Raphael Saadiq’s 40-year-long music career is one well–versed in R&B. Although he frequently participates in collaborations over solo music — acting as songwriter or producer for major singers like Mary J. Blige — Saadiq’s first album in eight years, “Jimmy Lee,” is a testament to his knowledge of soulful, stirring music. And despite the noteworthy influences and features from other artists, Saadiq remains genuine and effortless in his sound and lyrics.
Saadiq’s late brother is both the namesake and the haunting inspiration for the album. Saadiq grapples with Lee’s substance abuse through various lenses, including when he examines his own relationship with drugs in “Glory to the Veins (feat. Ernest Turner).” And in “Rikers Island” and “Kings Fall,” Saadiq considers the destructive relationship between a drug abuser and his dealer. All three songs are embellished with laid-back drumbeats and Saadiq’s coiling rhymes, as well as an acute bassline, which constantly calls for the listener’s attention.
In spite of the heavy material covered in the album, the soundscape remains relatively easy-going, rarely matching its subject’s misery. Saadiq instead contrasts his loaded lyrics with a placid framework. In “My Walk,” Saadiq uses the voices of family members hurt by Lee’s addiction to fuel his lyrics. The song’s call-and-response nature is not repetitive but elegant and jaded, the silent mourning hidden under blankets of sweet R&B and gospel-style background vocals.

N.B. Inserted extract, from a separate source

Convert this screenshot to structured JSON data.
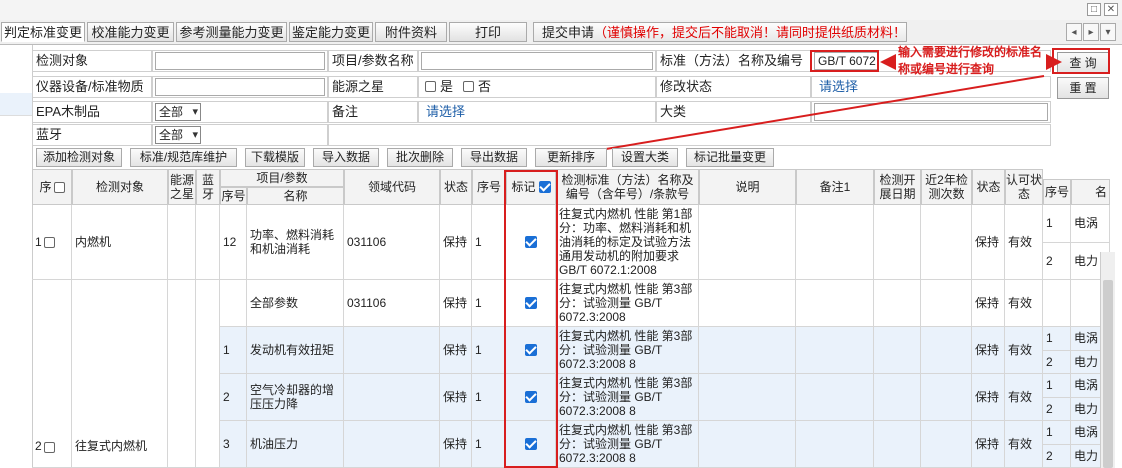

The same applies to “Sinners Prayer,” the album’s enchanting first track. Saadiq writes his lyrics in Lee’s voice, begging God, “Help me make it/ … When a sinner is praying.” With the powerful bass in playful competition with the drums, the song has a more optimistic sound than its yearning lyrics suggest.
Along with gospel and R&B, Saadiq uses spoken word on “Jimmy Lee.” He is joined by actor and writer Daniel J. Watts in “Rikers Island Redux,” a song in which sound takes a backseat to instead put a spotlight on Watts’ poignant words. The backtrack remains simple and consistent, a detail that allows Watts’ voice to ring through the music. He spits clever and biting commentary with lines like “We got the same glass ceiling/ But I’m s’posed to be thankful for my sunroof” or “No matter how much I cowtow tap dance and jump through a bunch of hoops/ … I’ll still be the one who winds up with the gun wounds/ King had just one dream that won’t seem to come true.”
Rapper Kendrick Lamar also makes an appearance on the album. His few lines shuffle in the background of “Rearview,” the album’s closing track. Though short-lived, Lamar’s voice sounds bitter and removed. Saadiq’s smooth lines suggest a counternarrative in which he is able to look back on the life he’s been given and reflect on it, as a driver does in his rearview mirror when passing through towns.
Many of the songs on “Jimmy Lee” cut short of a polished ending. The half-transitions are jarring yet welcome as they pay tribute to the theatrics that incite the album, and the payoff is sizzling dramatic relief. They also invite comparison to Lee’s own life — breezing along, then the impact. What follows is Saadiq’s reckoning with Lee’s death, and the album howls to be heard.